I understand what htmlentities() does and that it can increase security() but I don’t want to use it indiscriminately. My dilemma is as follows -

I have a project that accepts user input via a form, the form data is analysed and searched for the occurrence of particular strings. Now whilst the data displays ok in a browser the actual text is obviously interspersed with additional characters which makes analysing it difficult.

My questions are -

  1. If submitted text is not converted using htmlentities() is it only a threat if you click on it?
  2. Does htmlentities() have any benefit in preventing SQL injection? ie can I save it unconverted and just convert it before I display it?
  3. If input is not converted using htmlentities() is there any threat if it is never saved to a database and never displayed in a browser?

Sorry if this sounds a bit dumb, but I like to understand as fully as possible

Actually I have just realised I can use html_entity_decode() during analysis to convert back temporarily, but I’d still be interested to hearing comments / feedback on the 3 questions above.

I will try to answer…

En/decoding html entities is not used to prevent sql injections. For this you have prepared statements. So you can (and should) save the inputted text into the database without any changes.

You need to html encode your text before you output it to the browser to prevent XSS (cross-Site-scripting) attacks.
Let’s assume a user puts the following in an input field

"><script>alert("XSS Attack")

And you save it to your database.

If you now load this text from the db and use it to show it in the DOM of your website, the browser will execute the script. Of course here the script can do anything not only alert an attack :slight_smile:

The problem here is, that if you use the text to put it back in an input field (for example for editing) you should not encode it. But if you use it as plain text in the DOM you need to.

1 Like

understood and clarified - thanks

you mean htmlentities() yea ?

you mean display it in a browser yea ?

thanks for your effort and time - much appreciated

There are several methods to do this encoding. You can also encode it in your JavaScript code if the text is loaded with Ajax for example. So I used just the word encode but yes, you can also use htmlentities()
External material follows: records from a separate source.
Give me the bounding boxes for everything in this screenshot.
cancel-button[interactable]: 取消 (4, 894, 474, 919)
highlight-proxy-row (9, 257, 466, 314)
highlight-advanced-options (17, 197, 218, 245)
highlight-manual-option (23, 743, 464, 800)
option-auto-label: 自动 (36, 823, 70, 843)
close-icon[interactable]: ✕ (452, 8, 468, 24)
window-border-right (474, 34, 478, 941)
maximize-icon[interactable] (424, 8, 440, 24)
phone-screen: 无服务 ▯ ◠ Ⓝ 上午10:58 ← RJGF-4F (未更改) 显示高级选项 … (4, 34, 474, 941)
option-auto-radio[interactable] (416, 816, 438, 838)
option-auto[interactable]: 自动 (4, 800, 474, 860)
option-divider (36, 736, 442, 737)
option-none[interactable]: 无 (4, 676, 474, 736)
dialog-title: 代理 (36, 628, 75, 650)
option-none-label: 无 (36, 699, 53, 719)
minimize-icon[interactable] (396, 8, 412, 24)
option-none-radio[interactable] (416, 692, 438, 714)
Same here. There are several ways to display text in your browser. And depending on the way it is done, the text must have other content to execute a script (I just gave one possible example)

1 Like

Excellen ! Thanks so much, cleared up so much misunderstanding and I learned a lot as well - cheers

Can I please ask an off topic question seeing your title is Mentor :grinning:. I asked a question about developing an html 5 pattern using regex but only getting replies about the PHP part - is there a better place or better way to ask please

Sorry i can’t help here much. I am not a specialist on regex. But RegEx is RegEx. It does not differ on HTML, JavaScript or PHP. So I think you have some kind of misunderstanding here

1 Like

But do you understand what its primary purpose is?

Sometimes we need to show HTML in a web page, such as the following.

<b>some text</b>

If we put that HTML in a web page without using HTML entities then the browser will format the HTML the same as if it was all the other HTML. So we can use HTML entities as in the following that the browser converts to the HTML we want shown.

&lt;b&gt;some text&lt;/b&gt;

Using HTML entities for security purposes is a secondary purpose. I suggest not trusting it for use for security.

Perhaps you need to use a HTML parser to audit for dangerous elements, especially links and scripts. However Cross Site Scripting Prevention - OWASP Cheat Sheet Series seems to have good advice.

Thank you for expanding. Most helpful. Cheers.